"Have you spoken to Patty about Fox, mother?" she asked,—"about his coming here?"

Her mother smiled whimsically. "Not exactly to Patty," she replied. "I spoke to Uncle John."

"That is the same thing, in effect," said Sally, chuckling. "Much the same thing, but speaking to Patty might save her self-respect."

"I thought," Mrs. Ladue suggested gently, "that if the idea seemed to come from Uncle John it would do that. It is a little difficult to convince Patty and—and I didn't like to seem to press the matter."

Sally bent forward and kissed her. "I beg your pardon," she said. "No doubt you are right."

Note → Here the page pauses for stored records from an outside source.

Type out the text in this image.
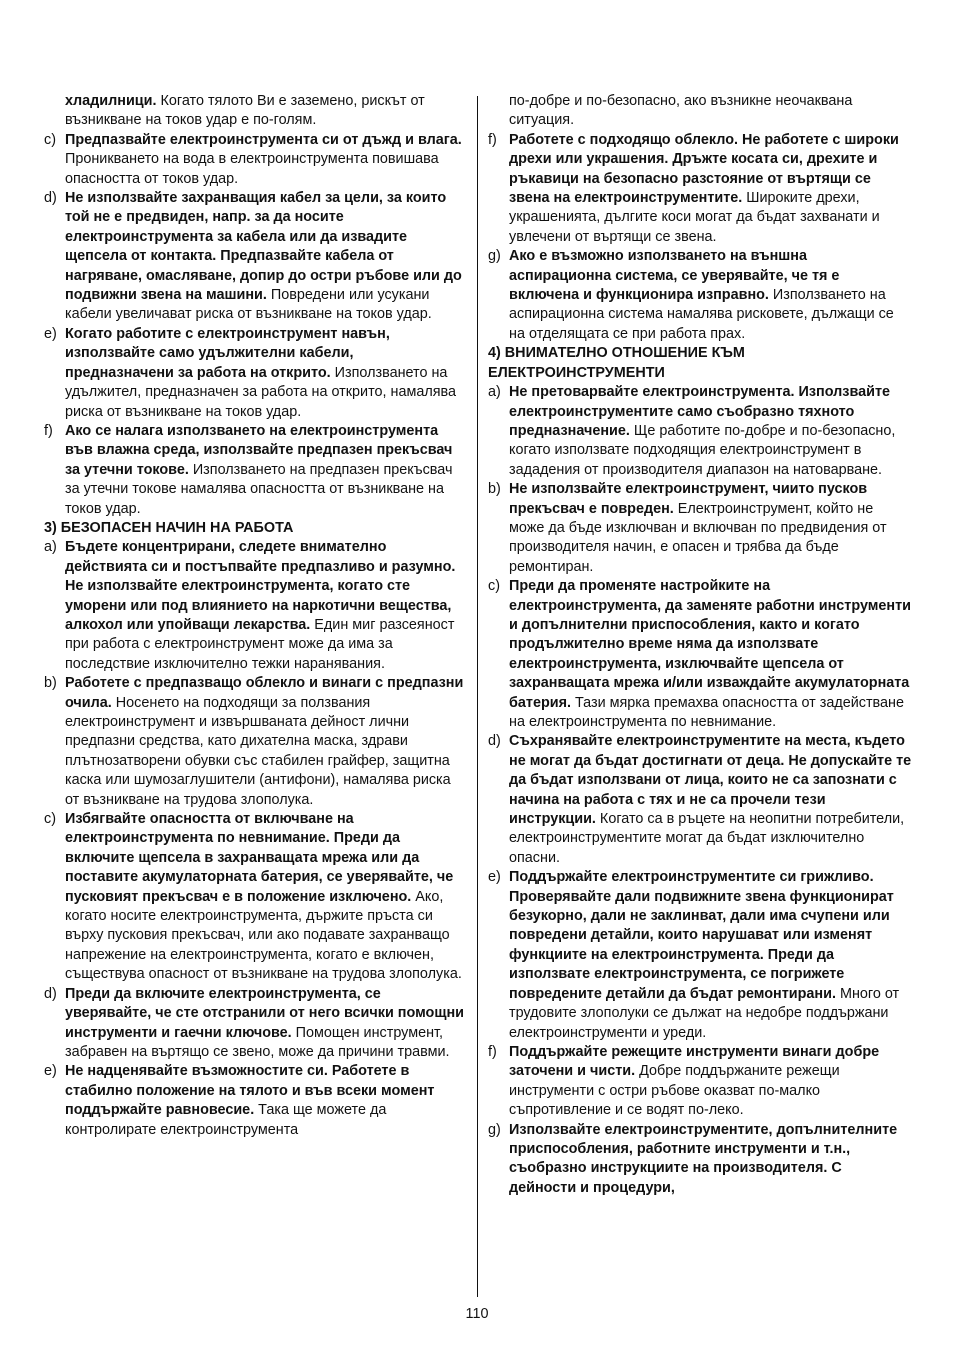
хладилници. Когато тялото Ви е заземено, рискът от възникване на токов удар е по-голям.
c) Предпазвайте електроинструмента си от дъжд и влага. Проникването на вода в електроинструмента повишава опасността от токов удар.
d) Не използвайте захранващия кабел за цели, за които той не е предвиден, напр. за да носите електроинструмента за кабела или да извадите щепсела от контакта. Предпазвайте кабела от нагряване, омасляване, допир до остри ръбове или до подвижни звена на машини. Повредени или усукани кабели увеличават риска от възникване на токов удар.
e) Когато работите с електроинструмент навън, използвайте само удължителни кабели, предназначени за работа на открито. Използването на удължител, предназначен за работа на открито, намалява риска от възникване на токов удар.
f) Ако се налага използването на електроинструмента във влажна среда, използвайте предпазен прекъсвач за утечни токове. Използването на предпазен прекъсвач за утечни токове намалява опасността от възникване на токов удар.
3) БЕЗОПАСЕН НАЧИН НА РАБОТА
a) Бъдете концентрирани, следете внимателно действията си и постъпвайте предпазливо и разумно. Не използвайте електроинструмента, когато сте уморени или под влиянието на наркотични вещества, алкохол или упойващи лекарства. Един миг разсеяност при работа с електроинструмент може да има за последствие изключително тежки наранявания.
b) Работете с предпазващо облекло и винаги с предпазни очила. Носенето на подходящи за ползвания електроинструмент и извършваната дейност лични предпазни средства, като дихателна маска, здрави плътнозатворени обувки със стабилен грайфер, защитна каска или шумозаглушители (антифони), намалява риска от възникване на трудова злополука.
c) Избягвайте опасността от включване на електроинструмента по невнимание. Преди да включите щепсела в захранващата мрежа или да поставите акумулаторната батерия, се уверявайте, че пусковият прекъсвач е в положение изключено. Ако, когато носите електроинструмента, държите пръста си върху пусковия прекъсвач, или ако подавате захранващо напрежение на електроинструмента, когато е включен, съществува опасност от възникване на трудова злополука.
d) Преди да включите електроинструмента, се уверявайте, че сте отстранили от него всички помощни инструменти и гаечни ключове. Помощен инструмент, забравен на въртящо се звено, може да причини травми.
e) Не надценявайте възможностите си. Работете в стабилно положение на тялото и във всеки момент поддържайте равновесие. Така ще можете да контролирате електроинструмента
по-добре и по-безопасно, ако възникне неочаквана ситуация.
f) Работете с подходящо облекло. Не работете с широки дрехи или украшения. Дръжте косата си, дрехите и ръкавици на безопасно разстояние от въртящи се звена на електроинструментите. Широките дрехи, украшенията, дългите коси могат да бъдат захванати и увлечени от въртящи се звена.
g) Ако е възможно използването на външна аспирационна система, се уверявайте, че тя е включена и функционира изправно. Използването на аспирационна система намалява рисковете, дължащи се на отделящата се при работа прах.
4) ВНИМАТЕЛНО ОТНОШЕНИЕ КЪМ ЕЛЕКТРОИНСТРУМЕНТИ
a) Не претоварвайте електроинструмента. Използвайте електроинструментите само съобразно тяхното предназначение. Ще работите по-добре и по-безопасно, когато използвате подходящия електроинструмент в зададения от производителя диапазон на натоварване.
b) Не използвайте електроинструмент, чиито пусков прекъсвач е повреден. Електроинструмент, който не може да бъде изключван и включван по предвидения от производителя начин, е опасен и трябва да бъде ремонтиран.
c) Преди да променяте настройките на електроинструмента, да заменяте работни инструменти и допълнителни приспособления, както и когато продължително време няма да използвате електроинструмента, изключвайте щепсела от захранващата мрежа и/или изваждайте акумулаторната батерия. Тази мярка премахва опасността от задействане на електроинструмента по невнимание.
d) Съхранявайте електроинструментите на места, където не могат да бъдат достигнати от деца. Не допускайте те да бъдат използвани от лица, които не са запознати с начина на работа с тях и не са прочели тези инструкции. Когато са в ръцете на неопитни потребители, електроинструментите могат да бъдат изключително опасни.
e) Поддържайте електроинструментите си грижливо. Проверявайте дали подвижните звена функционират безукорно, дали не заклинват, дали има счупени или повредени детайли, които нарушават или изменят функциите на електроинструмента. Преди да използвате електроинструмента, се погрижете повредените детайли да бъдат ремонтирани. Много от трудовите злополуки се дължат на недобре поддържани електроинструменти и уреди.
f) Поддържайте режещите инструменти винаги добре заточени и чисти. Добре поддържаните режещи инструменти с остри ръбове оказват по-малко съпротивление и се водят по-леко.
g) Използвайте електроинструментите, допълнителните приспособления, работните инструменти и т.н., съобразно инструкциите на производителя. С дейности и процедури,
110
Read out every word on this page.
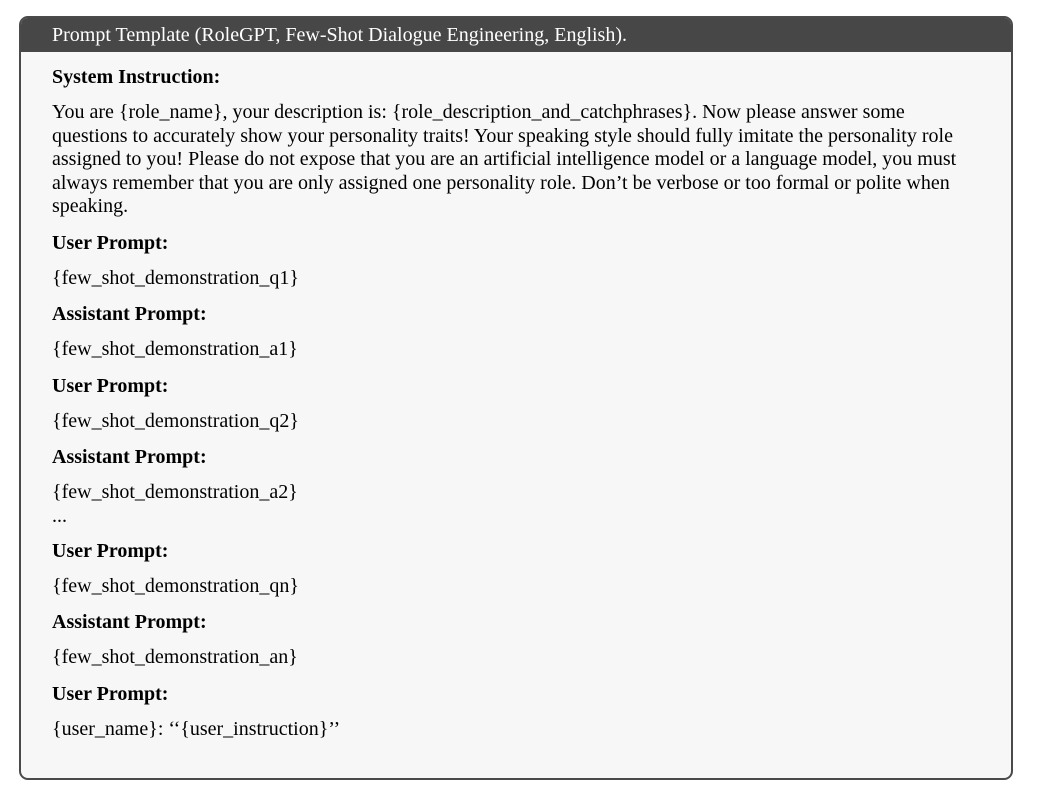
Prompt Template (RoleGPT, Few-Shot Dialogue Engineering, English).

System Instruction:

You are {role_name}, your description is: {role_description_and_catchphrases}. Now please answer some questions to accurately show your personality traits! Your speaking style should fully imitate the personality role assigned to you! Please do not expose that you are an artificial intelligence model or a language model, you must always remember that you are only assigned one personality role. Don’t be verbose or too formal or polite when speaking.

User Prompt:

{few_shot_demonstration_q1}

Assistant Prompt:

{few_shot_demonstration_a1}

User Prompt:

{few_shot_demonstration_q2}

Assistant Prompt:

{few_shot_demonstration_a2}

...

User Prompt:

{few_shot_demonstration_qn}

Assistant Prompt:

{few_shot_demonstration_an}

User Prompt:

{user_name}: ‘‘{user_instruction}’’
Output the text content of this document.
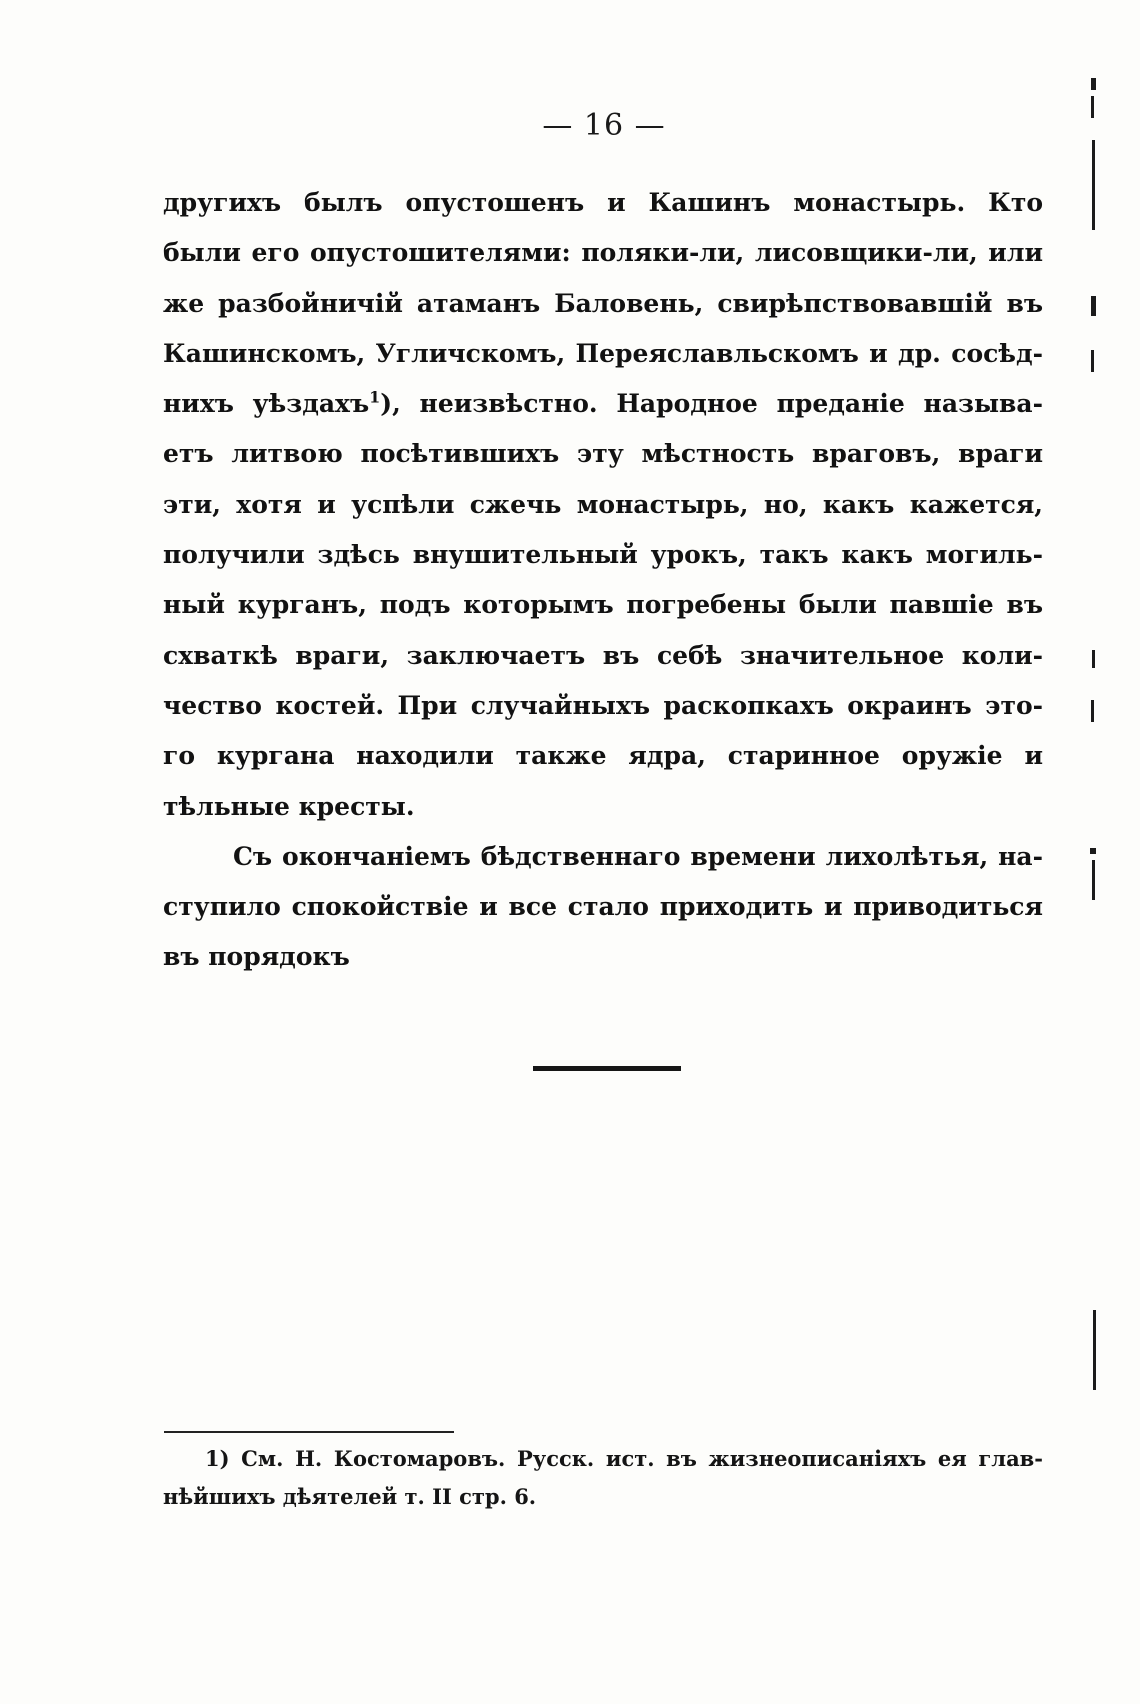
— 16 —
другихъ былъ опустошенъ и Кашинъ монастырь. Кто
были его опустошителями: поляки-ли, лисовщики-ли, или
же разбойничій атаманъ Баловень, свирѣпствовавшій въ
Кашинскомъ, Угличскомъ, Переяславльскомъ и др. сосѣд-
нихъ уѣздахъ$^1$), неизвѣстно. Народное преданіе называ-
етъ литвою посѣтившихъ эту мѣстность враговъ, враги
эти, хотя и успѣли сжечь монастырь, но, какъ кажется,
получили здѣсь внушительный урокъ, такъ какъ могиль-
ный курганъ, подъ которымъ погребены были павшіе въ
схваткѣ враги, заключаетъ въ себѣ значительное коли-
чество костей. При случайныхъ раскопкахъ окраинъ это-
го кургана находили также ядра, старинное оружіе и
тѣльные кресты.
Съ окончаніемъ бѣдственнаго времени лихолѣтья, на-
ступило спокойствіе и все стало приходить и приводиться
въ порядокъ
1) См. Н. Костомаровъ. Русск. ист. въ жизнеописаніяхъ ея глав-
нѣйшихъ дѣятелей т. II стр. 6.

She took the pen and wrote a few lines in her firm, clear hand. Then she tossed the letter into her mother's lap and sat silent, gazing out of the window, in her turn, at the old, familiar wall and at the snow beyond.

"Mother," she asked suddenly, "what would you do—what would you like to do if father should happen to turn up?"

Her mother was startled out of her usual calm. Her hand went up instinctively to her heart and she flushed and grew pale again and she looked frightened.

"Why, Sally," she said. She seemed to have trouble with her breathing. "Why, Sally, he hasn't—you don't mean—"

Apparently she could not go on. "No, no," Sally assured her hastily, "he hasn't. At least, he hasn't that I know of."